Founder Park: For test takers on the SAT, given the choice between a human tutor and an AI, will they trust the AI?
Kai: Now, AI is rarely wrong in answering questions at the level of the American SAT and AP exams. In this case, why is it better than offline tutors? First, it's cheaper, and second, students can ask any questions they want without worrying about the teacher's opinion or impatience for asking silly questions. They can learn anytime, anywhere, 24 hours a day.
Moreover, this market is transferable. After completing the US market, we can also transfer it to A-Level exams in Canada and the UK, etc., where the demand for paid services is very high.
Founder Park: What are your current thoughts on the paid aspect?
Kai: We offer a monthly subscription option, and another option is pay-per-learning. I think AI is already capable of pay-per-results. We might launch a package where, for example, you pay $799 and we guarantee your child a perfect score on the SAT Math.
Founder Park: But if we pay based on exam results, doesn't that also depend on the student's individual initiative?
Kai: This might not be possible with the Chinese college entrance exam (Gaokao) because it covers a vast number of topics, thousands. However, the American SAT only has 62 topics, 50 of which are standard and most students have no problem with them. The remaining 12 are generally easy to master as well. Unless a student has a genuine problem with their logic, there's virtually no chance they won't be able to learn it. Furthermore, AI's efficiency-enhancing effects are very significant.
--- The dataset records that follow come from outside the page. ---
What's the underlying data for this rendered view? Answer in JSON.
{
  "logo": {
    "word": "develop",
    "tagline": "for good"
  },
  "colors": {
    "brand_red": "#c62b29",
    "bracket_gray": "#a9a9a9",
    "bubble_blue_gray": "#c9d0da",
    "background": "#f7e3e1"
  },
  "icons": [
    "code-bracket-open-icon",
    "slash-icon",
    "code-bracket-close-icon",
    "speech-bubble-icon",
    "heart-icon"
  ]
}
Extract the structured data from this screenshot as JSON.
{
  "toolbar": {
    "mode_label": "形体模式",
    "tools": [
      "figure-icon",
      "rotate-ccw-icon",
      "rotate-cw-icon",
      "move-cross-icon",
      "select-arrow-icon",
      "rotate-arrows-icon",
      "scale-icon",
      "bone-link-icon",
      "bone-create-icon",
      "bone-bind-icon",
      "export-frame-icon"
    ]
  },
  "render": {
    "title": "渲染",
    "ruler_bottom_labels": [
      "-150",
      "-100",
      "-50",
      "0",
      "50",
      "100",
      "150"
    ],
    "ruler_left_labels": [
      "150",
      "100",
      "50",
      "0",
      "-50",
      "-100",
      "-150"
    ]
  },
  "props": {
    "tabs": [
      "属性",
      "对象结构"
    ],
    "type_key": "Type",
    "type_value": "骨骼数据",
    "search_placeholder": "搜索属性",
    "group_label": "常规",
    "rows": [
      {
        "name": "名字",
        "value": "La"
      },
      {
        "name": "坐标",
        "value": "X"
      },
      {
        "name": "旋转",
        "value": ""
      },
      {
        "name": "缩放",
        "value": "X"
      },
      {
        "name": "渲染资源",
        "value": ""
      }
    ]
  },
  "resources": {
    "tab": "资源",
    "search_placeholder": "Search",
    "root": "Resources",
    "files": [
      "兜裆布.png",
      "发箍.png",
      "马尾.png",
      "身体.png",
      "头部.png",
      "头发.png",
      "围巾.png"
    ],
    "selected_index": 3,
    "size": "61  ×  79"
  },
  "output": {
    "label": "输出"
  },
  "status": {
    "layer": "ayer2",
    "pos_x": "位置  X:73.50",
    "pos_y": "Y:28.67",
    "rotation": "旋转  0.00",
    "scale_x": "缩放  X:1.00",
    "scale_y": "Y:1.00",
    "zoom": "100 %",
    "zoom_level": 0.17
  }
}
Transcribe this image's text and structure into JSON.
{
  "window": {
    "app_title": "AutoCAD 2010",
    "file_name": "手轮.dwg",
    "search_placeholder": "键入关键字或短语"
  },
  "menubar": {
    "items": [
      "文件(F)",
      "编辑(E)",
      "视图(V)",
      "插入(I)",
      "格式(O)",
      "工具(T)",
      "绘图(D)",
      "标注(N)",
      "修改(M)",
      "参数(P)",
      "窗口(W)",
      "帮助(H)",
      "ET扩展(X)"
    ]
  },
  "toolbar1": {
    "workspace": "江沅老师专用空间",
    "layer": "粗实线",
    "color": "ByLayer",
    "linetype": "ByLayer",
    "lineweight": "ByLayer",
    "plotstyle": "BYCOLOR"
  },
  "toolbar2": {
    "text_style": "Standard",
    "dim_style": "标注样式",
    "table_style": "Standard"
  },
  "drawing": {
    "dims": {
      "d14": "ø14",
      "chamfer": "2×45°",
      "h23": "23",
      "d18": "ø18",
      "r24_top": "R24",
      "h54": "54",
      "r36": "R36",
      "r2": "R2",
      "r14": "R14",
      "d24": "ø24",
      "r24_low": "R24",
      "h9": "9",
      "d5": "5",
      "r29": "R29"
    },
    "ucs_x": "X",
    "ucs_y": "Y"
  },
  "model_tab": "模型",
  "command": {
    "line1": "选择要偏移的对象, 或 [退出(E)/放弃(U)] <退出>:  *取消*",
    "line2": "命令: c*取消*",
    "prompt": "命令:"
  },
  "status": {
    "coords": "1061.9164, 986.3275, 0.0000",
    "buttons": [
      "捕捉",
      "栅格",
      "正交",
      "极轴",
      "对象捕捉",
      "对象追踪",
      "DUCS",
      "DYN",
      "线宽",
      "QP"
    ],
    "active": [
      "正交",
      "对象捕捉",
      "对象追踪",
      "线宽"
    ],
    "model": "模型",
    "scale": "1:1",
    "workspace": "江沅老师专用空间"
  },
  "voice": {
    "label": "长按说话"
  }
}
Many online tutoring services in the US offer this service. You pay a tutor $1800, and the success rate is almost 100% because the SAT test points are fixed. As long as the student's IQ is normal, there shouldn't be any problems. However, this doesn't apply to the Chinese college entrance exam (Gaokao), which cannot be improved in a short period. Furthermore, the Gaokao in China requires a significant score difference and includes challenging questions, while the American SAT doesn't have absolutely difficult questions because it tests your understanding of the material.
Pay-per-result is a model that teaching assistants have already been using, so it has this prerequisite.
Founder Park: Is model cost a factor in your pricing? Does it represent a large percentage?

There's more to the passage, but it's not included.